Il percorso espositivo si conclude nelle “Prigioni Storiche” di Castel Sant’Angelo, ambienti carichi di un silenzio carico di dolore e di attesa. Il Sammalo, la Sala del Tesoro, la Cagliostra e le Segrete sono testimoni silenziosi delle sofferenze, delle torture e delle attese infinite vissute da coloro che vi furono imprigionati. Questi luoghi, oggi aperti alla visita, evocano storie di disperazione, resistenza e redenzione, rappresentando un patrimonio di memoria che conserva le tracce di un passato segnato dal potere e dalla sofferenza.

Un omaggio speciale è dedicato all’opera lirica “Tosca” di Giacomo Puccini, ambientata proprio a Castel Sant’Angelo nel XIX secolo.
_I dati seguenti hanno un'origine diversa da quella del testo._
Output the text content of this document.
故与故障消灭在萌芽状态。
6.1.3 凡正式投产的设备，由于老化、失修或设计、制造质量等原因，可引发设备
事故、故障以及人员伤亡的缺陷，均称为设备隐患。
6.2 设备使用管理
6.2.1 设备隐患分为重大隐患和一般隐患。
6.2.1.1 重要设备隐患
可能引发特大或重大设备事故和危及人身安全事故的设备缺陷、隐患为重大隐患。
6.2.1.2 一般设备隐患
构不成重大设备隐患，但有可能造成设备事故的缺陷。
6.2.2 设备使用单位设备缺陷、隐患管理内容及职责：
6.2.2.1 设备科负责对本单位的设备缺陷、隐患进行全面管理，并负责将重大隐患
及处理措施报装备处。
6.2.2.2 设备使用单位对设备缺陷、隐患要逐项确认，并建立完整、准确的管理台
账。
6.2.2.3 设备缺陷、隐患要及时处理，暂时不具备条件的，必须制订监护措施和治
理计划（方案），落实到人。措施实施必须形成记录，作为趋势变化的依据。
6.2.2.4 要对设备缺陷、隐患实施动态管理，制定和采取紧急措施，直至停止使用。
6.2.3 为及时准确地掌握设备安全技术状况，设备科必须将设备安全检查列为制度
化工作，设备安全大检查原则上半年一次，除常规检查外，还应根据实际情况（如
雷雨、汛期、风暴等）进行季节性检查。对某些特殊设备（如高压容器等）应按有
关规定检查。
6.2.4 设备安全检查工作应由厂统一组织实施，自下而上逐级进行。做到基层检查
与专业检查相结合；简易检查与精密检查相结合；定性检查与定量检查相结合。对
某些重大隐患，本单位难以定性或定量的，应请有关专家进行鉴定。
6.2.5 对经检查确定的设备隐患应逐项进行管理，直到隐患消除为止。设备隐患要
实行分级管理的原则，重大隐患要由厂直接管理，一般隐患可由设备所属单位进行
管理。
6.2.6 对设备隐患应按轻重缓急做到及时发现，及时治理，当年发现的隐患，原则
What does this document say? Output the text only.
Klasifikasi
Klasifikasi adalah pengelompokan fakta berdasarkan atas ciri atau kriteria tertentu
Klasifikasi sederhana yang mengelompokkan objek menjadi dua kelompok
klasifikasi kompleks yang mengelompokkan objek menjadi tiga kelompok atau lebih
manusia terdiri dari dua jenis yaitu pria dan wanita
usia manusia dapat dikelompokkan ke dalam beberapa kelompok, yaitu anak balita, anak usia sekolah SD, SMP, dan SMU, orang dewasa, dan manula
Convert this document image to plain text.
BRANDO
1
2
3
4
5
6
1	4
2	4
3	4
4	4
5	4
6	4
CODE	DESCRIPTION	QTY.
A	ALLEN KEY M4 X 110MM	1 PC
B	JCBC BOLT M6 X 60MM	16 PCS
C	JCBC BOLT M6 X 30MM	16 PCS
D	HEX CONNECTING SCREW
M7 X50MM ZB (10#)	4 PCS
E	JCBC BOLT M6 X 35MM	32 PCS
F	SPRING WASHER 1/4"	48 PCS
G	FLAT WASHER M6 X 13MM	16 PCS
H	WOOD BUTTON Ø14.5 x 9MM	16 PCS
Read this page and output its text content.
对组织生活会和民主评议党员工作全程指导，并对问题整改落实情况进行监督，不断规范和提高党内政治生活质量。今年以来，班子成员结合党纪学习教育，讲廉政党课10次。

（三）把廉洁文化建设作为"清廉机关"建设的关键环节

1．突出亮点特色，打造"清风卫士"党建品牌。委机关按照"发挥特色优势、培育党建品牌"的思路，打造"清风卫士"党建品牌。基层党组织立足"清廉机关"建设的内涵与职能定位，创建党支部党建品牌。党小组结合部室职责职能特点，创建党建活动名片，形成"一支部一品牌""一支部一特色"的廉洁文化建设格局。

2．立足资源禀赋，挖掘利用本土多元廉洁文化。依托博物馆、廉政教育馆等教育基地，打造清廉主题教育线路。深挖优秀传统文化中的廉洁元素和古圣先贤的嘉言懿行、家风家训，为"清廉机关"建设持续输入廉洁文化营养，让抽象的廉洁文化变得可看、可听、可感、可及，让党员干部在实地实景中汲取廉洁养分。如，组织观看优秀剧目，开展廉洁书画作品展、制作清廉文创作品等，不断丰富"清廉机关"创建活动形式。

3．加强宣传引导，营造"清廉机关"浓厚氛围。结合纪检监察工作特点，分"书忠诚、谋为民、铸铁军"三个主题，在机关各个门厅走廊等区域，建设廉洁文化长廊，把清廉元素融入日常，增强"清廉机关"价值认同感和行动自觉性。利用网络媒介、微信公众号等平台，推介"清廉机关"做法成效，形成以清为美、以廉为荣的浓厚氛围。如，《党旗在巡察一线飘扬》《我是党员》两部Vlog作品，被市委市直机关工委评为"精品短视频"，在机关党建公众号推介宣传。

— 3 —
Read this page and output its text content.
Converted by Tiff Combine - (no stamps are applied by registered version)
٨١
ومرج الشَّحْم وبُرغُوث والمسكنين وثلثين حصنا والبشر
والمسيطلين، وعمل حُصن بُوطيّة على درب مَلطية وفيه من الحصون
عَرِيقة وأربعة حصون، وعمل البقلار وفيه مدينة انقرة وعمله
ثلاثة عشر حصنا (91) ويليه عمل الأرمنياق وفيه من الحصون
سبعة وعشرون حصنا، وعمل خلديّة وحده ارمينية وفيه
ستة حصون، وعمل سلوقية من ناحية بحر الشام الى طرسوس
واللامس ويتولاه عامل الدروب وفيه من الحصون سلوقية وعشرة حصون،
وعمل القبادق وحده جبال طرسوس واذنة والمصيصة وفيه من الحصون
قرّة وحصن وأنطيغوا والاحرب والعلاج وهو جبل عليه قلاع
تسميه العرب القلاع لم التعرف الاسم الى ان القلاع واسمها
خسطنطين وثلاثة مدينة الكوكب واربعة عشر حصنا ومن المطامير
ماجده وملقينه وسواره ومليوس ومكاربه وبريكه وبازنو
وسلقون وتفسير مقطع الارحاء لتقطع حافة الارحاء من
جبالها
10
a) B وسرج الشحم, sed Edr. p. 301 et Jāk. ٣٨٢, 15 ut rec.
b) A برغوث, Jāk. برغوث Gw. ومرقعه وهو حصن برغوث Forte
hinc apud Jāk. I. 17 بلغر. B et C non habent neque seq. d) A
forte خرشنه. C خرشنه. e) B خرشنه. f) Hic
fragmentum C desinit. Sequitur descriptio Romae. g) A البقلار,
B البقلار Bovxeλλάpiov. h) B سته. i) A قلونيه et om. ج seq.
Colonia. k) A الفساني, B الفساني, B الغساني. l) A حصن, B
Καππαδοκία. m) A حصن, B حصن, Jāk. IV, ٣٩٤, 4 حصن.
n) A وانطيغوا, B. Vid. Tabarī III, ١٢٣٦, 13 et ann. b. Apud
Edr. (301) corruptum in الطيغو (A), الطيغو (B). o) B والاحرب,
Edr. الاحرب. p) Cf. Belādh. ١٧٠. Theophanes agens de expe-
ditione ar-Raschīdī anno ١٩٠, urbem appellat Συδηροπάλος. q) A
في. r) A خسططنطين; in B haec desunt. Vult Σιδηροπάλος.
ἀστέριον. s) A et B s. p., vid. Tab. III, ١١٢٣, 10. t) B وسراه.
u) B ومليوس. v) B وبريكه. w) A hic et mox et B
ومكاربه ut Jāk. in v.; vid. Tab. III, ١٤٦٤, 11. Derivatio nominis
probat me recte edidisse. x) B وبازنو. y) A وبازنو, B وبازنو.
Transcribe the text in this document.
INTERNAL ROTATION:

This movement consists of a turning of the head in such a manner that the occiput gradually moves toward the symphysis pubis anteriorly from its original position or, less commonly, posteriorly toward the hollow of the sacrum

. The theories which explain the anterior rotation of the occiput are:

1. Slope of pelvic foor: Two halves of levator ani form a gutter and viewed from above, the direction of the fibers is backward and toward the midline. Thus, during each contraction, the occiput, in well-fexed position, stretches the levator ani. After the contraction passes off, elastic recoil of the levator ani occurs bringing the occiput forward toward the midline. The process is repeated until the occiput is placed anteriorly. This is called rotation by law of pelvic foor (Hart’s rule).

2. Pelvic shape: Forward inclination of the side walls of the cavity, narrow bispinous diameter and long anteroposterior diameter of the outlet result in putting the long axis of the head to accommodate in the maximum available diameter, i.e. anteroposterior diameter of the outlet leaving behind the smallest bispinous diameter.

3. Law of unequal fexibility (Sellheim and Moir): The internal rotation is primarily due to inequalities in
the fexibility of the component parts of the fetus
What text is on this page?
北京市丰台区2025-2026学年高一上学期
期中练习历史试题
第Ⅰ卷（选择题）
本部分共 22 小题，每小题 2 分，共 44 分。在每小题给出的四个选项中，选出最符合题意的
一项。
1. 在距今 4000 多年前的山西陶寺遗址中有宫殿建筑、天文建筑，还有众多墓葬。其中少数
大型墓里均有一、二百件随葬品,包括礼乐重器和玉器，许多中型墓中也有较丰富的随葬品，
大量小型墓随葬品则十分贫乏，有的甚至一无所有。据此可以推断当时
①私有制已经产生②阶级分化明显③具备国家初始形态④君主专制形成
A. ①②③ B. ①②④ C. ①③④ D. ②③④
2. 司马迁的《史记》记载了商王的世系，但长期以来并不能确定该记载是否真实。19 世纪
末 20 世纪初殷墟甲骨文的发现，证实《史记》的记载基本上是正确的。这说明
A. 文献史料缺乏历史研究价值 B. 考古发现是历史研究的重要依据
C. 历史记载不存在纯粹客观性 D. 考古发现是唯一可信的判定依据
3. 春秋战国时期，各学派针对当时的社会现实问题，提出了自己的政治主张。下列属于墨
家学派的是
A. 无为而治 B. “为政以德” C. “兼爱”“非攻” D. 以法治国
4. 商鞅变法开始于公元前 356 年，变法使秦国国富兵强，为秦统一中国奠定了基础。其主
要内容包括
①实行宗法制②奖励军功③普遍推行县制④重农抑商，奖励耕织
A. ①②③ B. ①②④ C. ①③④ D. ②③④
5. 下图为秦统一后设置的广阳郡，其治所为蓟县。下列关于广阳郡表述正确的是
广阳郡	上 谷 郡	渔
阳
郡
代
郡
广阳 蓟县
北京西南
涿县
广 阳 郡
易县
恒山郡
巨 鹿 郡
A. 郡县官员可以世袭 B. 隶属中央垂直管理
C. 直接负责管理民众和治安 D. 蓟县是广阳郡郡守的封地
Il dramma di Tosca culmina nella prigionia e nella fucilazione del protagonista Mario Cavaradossi, raccontati con intensità e passione, elementi che si intrecciano alla storia vera del luogo, facendo di Castel Sant’Angelo non solo un monumento storico, ma anche un simbolo della cultura e dell’arte italiana.

Questa mostra, organizzata da Roma Culture, Sovrintendenza Capitolina ai Beni Culturali, e realizzata con il supporto della Direzione Regionale Musei Lazio e in collaborazione con il Museo Nazionale di Castel Sant’Angelo, offre un viaggio affascinante e profondo nella storia della giustizia, della punizione e della società romana, mettendo a confronto il rigore delle leggi, la crudeltà delle pene e la resilienza degli individui che hanno vissuto e segnato quei secoli.